Sayers explains that this Unitarian aesthetic is inherited form the Greeks, for whom art was primarily mimetic, that is, representational. “‘Art imitates life,’ the old saying goes, and for the Greek that often spelled trouble, for in the Greek theology, the physical realm was a shoddy copy of the divine. Art was, consequently, a copy of a copy.” Yet Sayers takes issue with this conception of art because it fails to take into account a very real aspect of a piece of art.

She gives, for example the experience of a playgoer watching Aeschylus’ Orestia: “‘This,’ we shall say, “is not a copy or imitation of something bigger and more real than itself. It is bigger and more real than the real-life action that it represents’… The true work of art, then, is something new—it is not primarily the copy or representation of anything.” Sayers redefines art as not a ‘copy,’ but a ‘creation,’ and in doing so brings us back to Christian Theology.

Yet she finds in the Christian doctrine of the incarnation an even more revealing window into aesthetics: “God, who is a Trinity, creates by, or through, His second Person, His Word or Son, who is continually begotten from the First Person, the Father, in an eternal creative activity. And certain theologians have added this very significant comment: the Father, they say, is only known to Himself by beholding His image in His Son.”

Sayers here echoes the words of St. Paul in Colossians 1:15-16: “He is the image of the invisible God, the firstborn of all creation. For by him all things were created, in heaven and on earth, visible and invisible, whether thrones or dominions or rulers or authorities—all things were created through him and for him.” Christ not only reveals the Father to Himself (a mystery to be sure), but also to humanity. “He who has seen me has seen the Father,” Christ says.
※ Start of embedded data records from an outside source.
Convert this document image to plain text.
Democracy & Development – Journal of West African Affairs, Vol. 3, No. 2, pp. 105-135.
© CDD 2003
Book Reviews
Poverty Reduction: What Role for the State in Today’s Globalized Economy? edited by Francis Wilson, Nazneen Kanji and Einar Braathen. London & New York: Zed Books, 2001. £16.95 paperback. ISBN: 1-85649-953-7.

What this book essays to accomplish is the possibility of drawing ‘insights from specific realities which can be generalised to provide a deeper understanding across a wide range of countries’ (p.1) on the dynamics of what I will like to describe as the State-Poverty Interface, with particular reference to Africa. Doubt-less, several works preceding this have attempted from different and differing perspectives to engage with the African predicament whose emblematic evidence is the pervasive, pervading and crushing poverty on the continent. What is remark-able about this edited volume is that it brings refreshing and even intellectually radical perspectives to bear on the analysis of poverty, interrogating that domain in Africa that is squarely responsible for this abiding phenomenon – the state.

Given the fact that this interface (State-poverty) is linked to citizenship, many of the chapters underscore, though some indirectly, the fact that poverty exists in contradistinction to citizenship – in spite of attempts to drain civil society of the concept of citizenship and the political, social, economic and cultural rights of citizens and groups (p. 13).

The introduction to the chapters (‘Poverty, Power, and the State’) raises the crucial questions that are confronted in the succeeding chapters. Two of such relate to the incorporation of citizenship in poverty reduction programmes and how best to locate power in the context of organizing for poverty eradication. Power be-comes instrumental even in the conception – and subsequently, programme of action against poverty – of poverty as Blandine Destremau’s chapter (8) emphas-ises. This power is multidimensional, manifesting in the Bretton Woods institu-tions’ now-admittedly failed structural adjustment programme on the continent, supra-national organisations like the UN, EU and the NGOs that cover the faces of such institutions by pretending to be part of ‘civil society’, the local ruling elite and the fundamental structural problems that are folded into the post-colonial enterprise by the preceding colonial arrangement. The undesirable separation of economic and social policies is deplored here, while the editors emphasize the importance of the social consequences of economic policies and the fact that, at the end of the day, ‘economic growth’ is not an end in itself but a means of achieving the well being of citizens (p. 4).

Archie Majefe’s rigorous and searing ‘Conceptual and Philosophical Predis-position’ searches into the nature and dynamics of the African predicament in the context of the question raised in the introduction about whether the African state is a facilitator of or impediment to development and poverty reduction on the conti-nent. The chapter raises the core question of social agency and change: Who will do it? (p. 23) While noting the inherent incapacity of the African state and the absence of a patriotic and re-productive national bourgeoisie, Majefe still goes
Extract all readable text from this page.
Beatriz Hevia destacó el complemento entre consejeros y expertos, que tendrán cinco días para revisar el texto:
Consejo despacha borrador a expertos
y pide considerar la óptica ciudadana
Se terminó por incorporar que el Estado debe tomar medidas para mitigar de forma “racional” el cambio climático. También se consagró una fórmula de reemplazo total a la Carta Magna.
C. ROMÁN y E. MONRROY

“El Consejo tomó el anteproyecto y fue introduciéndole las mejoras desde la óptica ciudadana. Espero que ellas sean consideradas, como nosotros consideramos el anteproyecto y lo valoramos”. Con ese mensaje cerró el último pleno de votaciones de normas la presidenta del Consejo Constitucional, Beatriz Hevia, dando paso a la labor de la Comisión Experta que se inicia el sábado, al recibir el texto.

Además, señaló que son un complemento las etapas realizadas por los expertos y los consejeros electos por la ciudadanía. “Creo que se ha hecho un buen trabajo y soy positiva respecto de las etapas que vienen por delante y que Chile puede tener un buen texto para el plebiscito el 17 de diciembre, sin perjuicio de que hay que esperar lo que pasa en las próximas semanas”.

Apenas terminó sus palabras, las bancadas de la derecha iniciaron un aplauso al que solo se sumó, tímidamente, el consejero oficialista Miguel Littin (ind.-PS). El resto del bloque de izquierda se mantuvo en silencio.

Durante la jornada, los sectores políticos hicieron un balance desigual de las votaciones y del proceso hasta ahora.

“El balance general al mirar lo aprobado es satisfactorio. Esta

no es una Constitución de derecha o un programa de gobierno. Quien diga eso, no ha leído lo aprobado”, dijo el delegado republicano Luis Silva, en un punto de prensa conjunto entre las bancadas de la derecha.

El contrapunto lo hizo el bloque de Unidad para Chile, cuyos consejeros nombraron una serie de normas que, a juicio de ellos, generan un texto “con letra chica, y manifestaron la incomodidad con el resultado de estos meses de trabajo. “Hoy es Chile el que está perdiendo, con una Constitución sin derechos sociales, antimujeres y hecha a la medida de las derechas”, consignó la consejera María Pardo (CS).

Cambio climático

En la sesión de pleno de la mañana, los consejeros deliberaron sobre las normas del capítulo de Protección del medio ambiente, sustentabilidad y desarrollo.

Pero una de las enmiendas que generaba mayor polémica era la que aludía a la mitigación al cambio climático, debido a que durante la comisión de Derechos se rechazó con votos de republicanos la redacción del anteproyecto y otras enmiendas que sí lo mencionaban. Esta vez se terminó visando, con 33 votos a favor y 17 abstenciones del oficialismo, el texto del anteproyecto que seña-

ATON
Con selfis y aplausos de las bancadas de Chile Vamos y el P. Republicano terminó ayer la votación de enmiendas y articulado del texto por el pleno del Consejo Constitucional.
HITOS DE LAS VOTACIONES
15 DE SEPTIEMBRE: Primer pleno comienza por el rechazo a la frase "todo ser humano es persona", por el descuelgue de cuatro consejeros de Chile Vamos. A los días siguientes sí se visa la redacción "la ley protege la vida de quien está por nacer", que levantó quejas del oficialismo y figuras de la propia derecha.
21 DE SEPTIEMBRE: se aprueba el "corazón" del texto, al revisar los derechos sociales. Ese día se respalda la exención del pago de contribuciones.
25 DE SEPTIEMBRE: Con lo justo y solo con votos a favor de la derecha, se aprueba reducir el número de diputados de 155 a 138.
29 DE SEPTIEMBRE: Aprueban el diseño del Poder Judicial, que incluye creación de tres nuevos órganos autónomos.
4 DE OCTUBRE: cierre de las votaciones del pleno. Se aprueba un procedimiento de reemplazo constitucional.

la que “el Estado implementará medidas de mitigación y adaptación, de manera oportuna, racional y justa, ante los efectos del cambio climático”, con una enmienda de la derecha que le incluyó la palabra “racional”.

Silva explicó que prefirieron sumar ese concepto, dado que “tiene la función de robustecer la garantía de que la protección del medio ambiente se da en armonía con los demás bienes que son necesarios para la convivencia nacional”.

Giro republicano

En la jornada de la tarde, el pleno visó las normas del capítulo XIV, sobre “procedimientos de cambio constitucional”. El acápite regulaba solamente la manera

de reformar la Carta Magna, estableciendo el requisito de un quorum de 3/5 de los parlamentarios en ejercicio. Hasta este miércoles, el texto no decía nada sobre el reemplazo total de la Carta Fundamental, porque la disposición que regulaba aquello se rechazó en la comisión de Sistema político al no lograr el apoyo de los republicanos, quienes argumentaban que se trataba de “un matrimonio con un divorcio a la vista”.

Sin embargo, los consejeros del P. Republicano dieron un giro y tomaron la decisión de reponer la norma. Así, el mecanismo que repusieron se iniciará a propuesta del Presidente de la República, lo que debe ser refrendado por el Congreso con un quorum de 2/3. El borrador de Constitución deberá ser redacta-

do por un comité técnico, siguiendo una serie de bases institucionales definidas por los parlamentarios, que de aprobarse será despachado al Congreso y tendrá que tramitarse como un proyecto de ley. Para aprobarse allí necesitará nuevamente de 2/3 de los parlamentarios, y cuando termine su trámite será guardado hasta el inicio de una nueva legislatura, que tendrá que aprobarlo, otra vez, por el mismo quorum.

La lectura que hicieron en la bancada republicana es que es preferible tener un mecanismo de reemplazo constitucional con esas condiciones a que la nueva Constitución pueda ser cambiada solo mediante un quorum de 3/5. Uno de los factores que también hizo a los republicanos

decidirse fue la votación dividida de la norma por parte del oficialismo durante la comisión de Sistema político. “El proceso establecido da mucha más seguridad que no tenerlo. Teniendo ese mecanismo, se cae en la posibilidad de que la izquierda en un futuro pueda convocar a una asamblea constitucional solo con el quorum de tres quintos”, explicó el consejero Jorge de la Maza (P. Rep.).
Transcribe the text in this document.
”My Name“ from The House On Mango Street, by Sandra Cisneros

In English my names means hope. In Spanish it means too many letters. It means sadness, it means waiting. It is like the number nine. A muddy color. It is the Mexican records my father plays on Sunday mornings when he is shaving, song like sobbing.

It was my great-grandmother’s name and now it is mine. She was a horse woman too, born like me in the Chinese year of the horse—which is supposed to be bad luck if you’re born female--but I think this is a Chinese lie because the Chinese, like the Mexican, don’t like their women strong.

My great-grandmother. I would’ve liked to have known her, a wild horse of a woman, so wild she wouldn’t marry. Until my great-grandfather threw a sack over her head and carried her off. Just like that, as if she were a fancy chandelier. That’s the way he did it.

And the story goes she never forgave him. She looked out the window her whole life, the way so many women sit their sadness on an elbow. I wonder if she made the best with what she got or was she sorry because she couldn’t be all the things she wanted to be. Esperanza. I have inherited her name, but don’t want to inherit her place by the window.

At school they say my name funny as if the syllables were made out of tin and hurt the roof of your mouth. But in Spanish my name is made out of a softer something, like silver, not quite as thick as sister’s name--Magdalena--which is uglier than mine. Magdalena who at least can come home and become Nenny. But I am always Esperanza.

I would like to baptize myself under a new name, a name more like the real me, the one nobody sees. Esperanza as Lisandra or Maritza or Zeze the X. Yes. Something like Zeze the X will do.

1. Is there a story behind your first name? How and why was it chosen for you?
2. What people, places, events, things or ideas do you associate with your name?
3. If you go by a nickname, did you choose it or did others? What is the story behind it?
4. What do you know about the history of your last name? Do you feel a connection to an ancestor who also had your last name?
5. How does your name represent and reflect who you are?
An incarnational understanding of art, then, will treat art primarily as image, not as copy. The difference is that a copy communicates another physical object in a degraded, lesser form. An image communicates clearly and powerfully that which may lack physical form all together. If it is true that the artist, as Sayers says, “images forth” when he creates, then in creation man is imitating God. And this imitation of God may provide new prospective on that old and oft debated phrase.

Elsewhere Sayers points out that up until God’s famous “imago dei” statement in Genesis 1:26, all that the reader knows of God is that he creates and calls His creations good. Sayers concludes that contextually “image of God” refers most immediately to God’s attribute of creative activity. “Man is most himself—” she concludes, “man is most manlike—when engaged in creative activity.” This is because God’s primary activity is creation, and we, as His image, create not just to image forth created objects, but to image forth the nature of God Himself.